The contests themselves provided further evidence that the Norwegian set up has much to commend too. We already know about the open adjudication and the relaxation of rules to help bands in the lower divisions, but there is so much else too.

The Elite Division with just the 10 bands battling it out over the twin disciplines of the test piece and own choice works provides thrilling entertainment. The standard of performances this year was exceptionally high with Eikanger’s ‘Riffs and Interludes’ a quite stunning experience.
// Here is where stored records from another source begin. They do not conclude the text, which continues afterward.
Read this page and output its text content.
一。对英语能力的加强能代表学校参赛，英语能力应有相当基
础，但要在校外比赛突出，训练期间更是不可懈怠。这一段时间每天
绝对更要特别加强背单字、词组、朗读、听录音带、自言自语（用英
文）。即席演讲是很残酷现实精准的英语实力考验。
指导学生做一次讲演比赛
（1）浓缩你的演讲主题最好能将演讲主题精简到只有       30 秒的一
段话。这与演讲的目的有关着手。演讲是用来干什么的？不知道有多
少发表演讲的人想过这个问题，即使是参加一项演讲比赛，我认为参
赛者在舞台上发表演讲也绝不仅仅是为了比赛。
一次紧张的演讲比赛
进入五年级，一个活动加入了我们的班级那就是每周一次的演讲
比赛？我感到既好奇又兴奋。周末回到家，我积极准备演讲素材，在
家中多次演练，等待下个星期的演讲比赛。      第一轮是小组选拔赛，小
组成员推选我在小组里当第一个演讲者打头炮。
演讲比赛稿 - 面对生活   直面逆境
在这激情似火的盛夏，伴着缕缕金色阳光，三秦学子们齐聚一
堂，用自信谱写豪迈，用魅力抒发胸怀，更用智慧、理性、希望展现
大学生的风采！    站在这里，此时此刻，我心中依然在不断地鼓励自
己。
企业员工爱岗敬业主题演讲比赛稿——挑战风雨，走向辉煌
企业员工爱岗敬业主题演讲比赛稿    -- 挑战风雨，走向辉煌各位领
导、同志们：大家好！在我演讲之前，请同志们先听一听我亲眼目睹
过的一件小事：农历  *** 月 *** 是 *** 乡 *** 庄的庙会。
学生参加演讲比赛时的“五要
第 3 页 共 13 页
The other divisions also provided compelling evidence that the structure of competition is accurately defined. The First Division is just what a First Section in the UK should be like – full of bands with ambition, drive and determination, but also with a realistic appreciation of exactly where they stand in the greater scheme of things.

Relaxed

The more relaxed approach to the contesting environment encourages the bands  - especially in the lowest divisions of competition. The Fourth Division was a delight as always, but more importantly the steps up through the sections are not blurred by unrealistic presumptions from the bands themselves.

It was something that was not lost on Robert Morgan of the BFBB who was making a welcome trip to the Championships, although on this occasion he was wearing his European hat as there was an EBBA meeting here. He seemed genuinely impressed by what he heard in the First Division in particular. Hopefully the first seeds of change for UK banding may have been sown here.      

All in all then another weekend in Bergen to enjoy. The good burghers of the city have come a long way since King Kyrre started it all rolling over 900 years ago. And now the country’s brass bands are making sure the next 900 are just as good too.